The expression that is equivalent to [tex]\left(4 x^{3}\right)(2 x)^{-4}[/tex] is [tex]\frac{1}{4 x}[/tex]
Step-by-step explanation:
Given Expression:
[tex]\left(4 x^{3}\right)(2 x)^{-4}[/tex]
To find: The simplified expression
Use the Rules of Exponents, to simply the given equation as below,
[tex]\left(4 x^{3}\right)(2 x)^{-4}[/tex]
Rule 1: Rules of Exponents [tex]x^{-a}=\frac{1}{x^{a}}[/tex]

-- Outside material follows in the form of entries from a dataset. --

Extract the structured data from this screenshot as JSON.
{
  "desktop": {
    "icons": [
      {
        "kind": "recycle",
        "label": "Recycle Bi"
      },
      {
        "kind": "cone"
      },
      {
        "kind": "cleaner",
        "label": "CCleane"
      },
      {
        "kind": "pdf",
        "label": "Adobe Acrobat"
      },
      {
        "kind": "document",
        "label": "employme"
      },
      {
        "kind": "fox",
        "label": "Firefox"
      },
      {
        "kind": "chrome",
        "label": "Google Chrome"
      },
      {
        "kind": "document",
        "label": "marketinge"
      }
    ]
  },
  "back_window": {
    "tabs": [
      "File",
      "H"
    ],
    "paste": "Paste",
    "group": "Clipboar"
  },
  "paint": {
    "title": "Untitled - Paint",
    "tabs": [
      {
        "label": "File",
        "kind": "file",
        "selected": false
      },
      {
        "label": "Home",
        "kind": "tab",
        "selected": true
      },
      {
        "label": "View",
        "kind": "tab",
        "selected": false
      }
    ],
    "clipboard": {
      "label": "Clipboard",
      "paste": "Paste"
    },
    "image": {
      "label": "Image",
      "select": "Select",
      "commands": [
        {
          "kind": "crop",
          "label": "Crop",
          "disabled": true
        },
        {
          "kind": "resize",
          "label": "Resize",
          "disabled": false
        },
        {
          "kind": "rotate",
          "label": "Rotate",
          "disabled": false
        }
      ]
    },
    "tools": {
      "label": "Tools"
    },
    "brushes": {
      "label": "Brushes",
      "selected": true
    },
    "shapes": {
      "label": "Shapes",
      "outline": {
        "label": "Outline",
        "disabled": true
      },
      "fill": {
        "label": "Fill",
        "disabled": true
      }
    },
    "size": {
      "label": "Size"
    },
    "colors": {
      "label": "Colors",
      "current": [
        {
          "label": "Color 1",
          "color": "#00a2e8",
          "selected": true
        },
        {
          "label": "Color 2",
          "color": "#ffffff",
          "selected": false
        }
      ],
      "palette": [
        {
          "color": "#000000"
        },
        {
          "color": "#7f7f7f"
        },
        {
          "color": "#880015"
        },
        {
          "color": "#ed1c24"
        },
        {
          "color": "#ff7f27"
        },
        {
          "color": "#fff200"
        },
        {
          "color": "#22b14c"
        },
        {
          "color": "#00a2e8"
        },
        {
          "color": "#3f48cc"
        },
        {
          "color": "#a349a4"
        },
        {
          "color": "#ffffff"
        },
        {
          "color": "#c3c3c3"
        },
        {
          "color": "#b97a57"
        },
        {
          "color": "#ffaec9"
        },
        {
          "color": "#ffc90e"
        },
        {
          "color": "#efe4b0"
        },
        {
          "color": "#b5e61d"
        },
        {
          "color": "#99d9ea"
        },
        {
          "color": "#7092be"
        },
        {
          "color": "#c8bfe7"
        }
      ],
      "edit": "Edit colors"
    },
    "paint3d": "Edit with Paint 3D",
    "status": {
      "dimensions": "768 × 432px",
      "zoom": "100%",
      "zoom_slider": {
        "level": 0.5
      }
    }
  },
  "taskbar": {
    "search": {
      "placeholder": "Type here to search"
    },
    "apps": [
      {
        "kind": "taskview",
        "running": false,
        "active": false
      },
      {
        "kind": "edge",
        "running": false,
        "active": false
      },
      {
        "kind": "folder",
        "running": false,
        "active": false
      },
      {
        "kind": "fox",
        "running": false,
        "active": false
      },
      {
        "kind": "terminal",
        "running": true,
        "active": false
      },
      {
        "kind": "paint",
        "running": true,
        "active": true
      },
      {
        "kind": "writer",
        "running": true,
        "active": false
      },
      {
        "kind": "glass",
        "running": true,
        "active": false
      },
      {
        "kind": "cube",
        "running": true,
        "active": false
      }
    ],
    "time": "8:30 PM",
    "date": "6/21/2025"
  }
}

[tex](2 x)^{-4}[/tex] can be written as [tex]\frac{1}{(2 x)^{4}}[/tex] . So, the equation would be
[tex]\frac{4 x^{3}}{(2 x)^{4}}[/tex]
Rule 2: Rules of Exponents [tex]x^{a-b}=\frac{x^{a}}{x^{b}}[/tex]. then
[tex]\frac{4 x^{3}}{(2 x)^{4}}=\frac{4 x^{3}}{16 x^{4}}=\frac{1}{4} x^{3-4}=\frac{1}{4} x^{-1}=\frac{1}{4 x}[/tex]